Diese gute Zusammenarbeit zahlt sich aus. Dazu gehörte ja auch die mit den Füchsen Berlin, doch die haben im 1. VfL Potsdam nun einen neuen Partner gefunden. Ohne diese Verbindungen, diese Zusammenarbeit, wäre die 2. Handballbundesliga für uns nicht möglich. Auch aus finanzieller Sicht. Bei uns erhalten die Akteure viel Spielpraxis, was deren Entwicklung und uns hilft.

Kürzlich gab es Meldungen über Vertragsverlängerungen. Wie steht es mit Uwe Jungandreas, seit 2014 Trainer des Dessau-Roßlauer HV?

Mein Vertrag läuft noch bis zum Sommer 2024.

Verschwenden Sie Gedanken hinsichtlich eines Aufstieges in die 1. Handballbundesliga? Mit Absteiger HBW Balingen-Weilstetten scheint der heißeste Aufstiegsanwärter gegeben, doch das Rennen um Platz 2 ist wohl völlig offen?

Da gibt es ganz andere Mannschaften, die dafür prädestiniert sind. Der ThSV Eisenach beispielsweise. Wir freuen uns über eine sehr schöne Momentaufnahme, wollen die Euphorie am Kochen halten.

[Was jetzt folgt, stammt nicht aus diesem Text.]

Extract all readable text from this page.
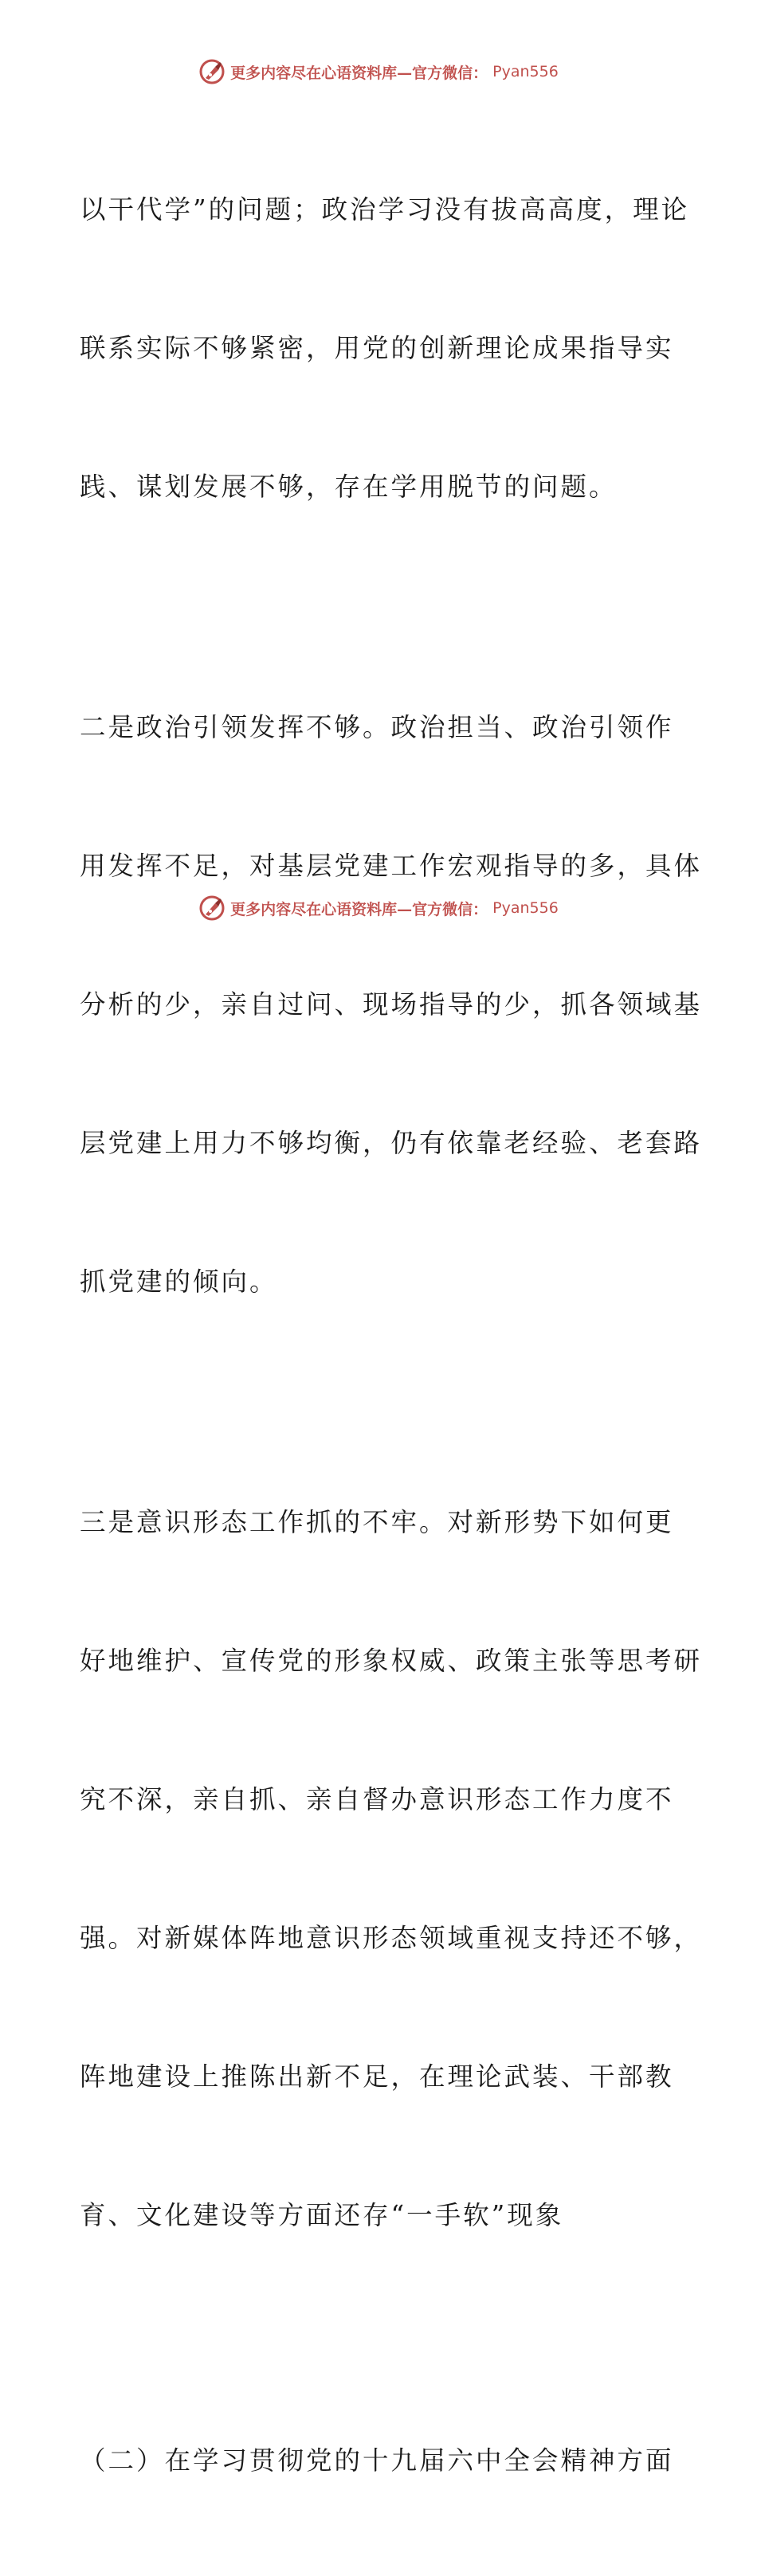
更多内容尽在心语资料库—官方微信： Pyan556

以干代学”的问题；政治学习没有拔高高度，理论

联系实际不够紧密，用党的创新理论成果指导实

践、谋划发展不够，存在学用脱节的问题。

二是政治引领发挥不够。政治担当、政治引领作

用发挥不足，对基层党建工作宏观指导的多，具体

分析的少，亲自过问、现场指导的少，抓各领域基

层党建上用力不够均衡，仍有依靠老经验、老套路

抓党建的倾向。

三是意识形态工作抓的不牢。对新形势下如何更

好地维护、宣传党的形象权威、政策主张等思考研

究不深，亲自抓、亲自督办意识形态工作力度不

强。对新媒体阵地意识形态领域重视支持还不够，

阵地建设上推陈出新不足，在理论武装、干部教

育、文化建设等方面还存“一手软”现象

（二）在学习贯彻党的十九届六中全会精神方面

更多内容尽在心语资料库—官方微信： Pyan556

Mit was anderem beschäftigen wir uns nicht.

Am Samstag steht in der Eisenacher Werner-Aßmann-Halle ein echter Klassiker ins Haus, beim 58. Aufeinandertreffen seit 1965 zwischen Männerteams aus Eisenach und Dessau. Es ist zugleich das Spitzenspiel der Liga. Was erwarten Sie von dieser Partie?

Ich erwarte ein tolles Spiel in toller Atmosphäre. Ein richtiges Derby. Ein echtes Spitzenspiel, geprägt von großem beiderseitigem Kampf.

Aus Dessau haben sich 200 Fans angesagt, auch Ausdruck der Handballeuphorie?

Wir sind dafür bekannt, dass unsere Fans sehr reisefreudig sind. Ob in Konstanz oder an einem Mittwoch in Nordhorn, unsere Fans sind dabei.

Was geben Sie Ihrer Mannschaft mit auf den Weg? Wie sieht es personell aus?

Wie stets in Eisenach, hier kommt einiges auf uns zu. Um zu gewinnen, müssen wir ein Mentalitätsmonster sein.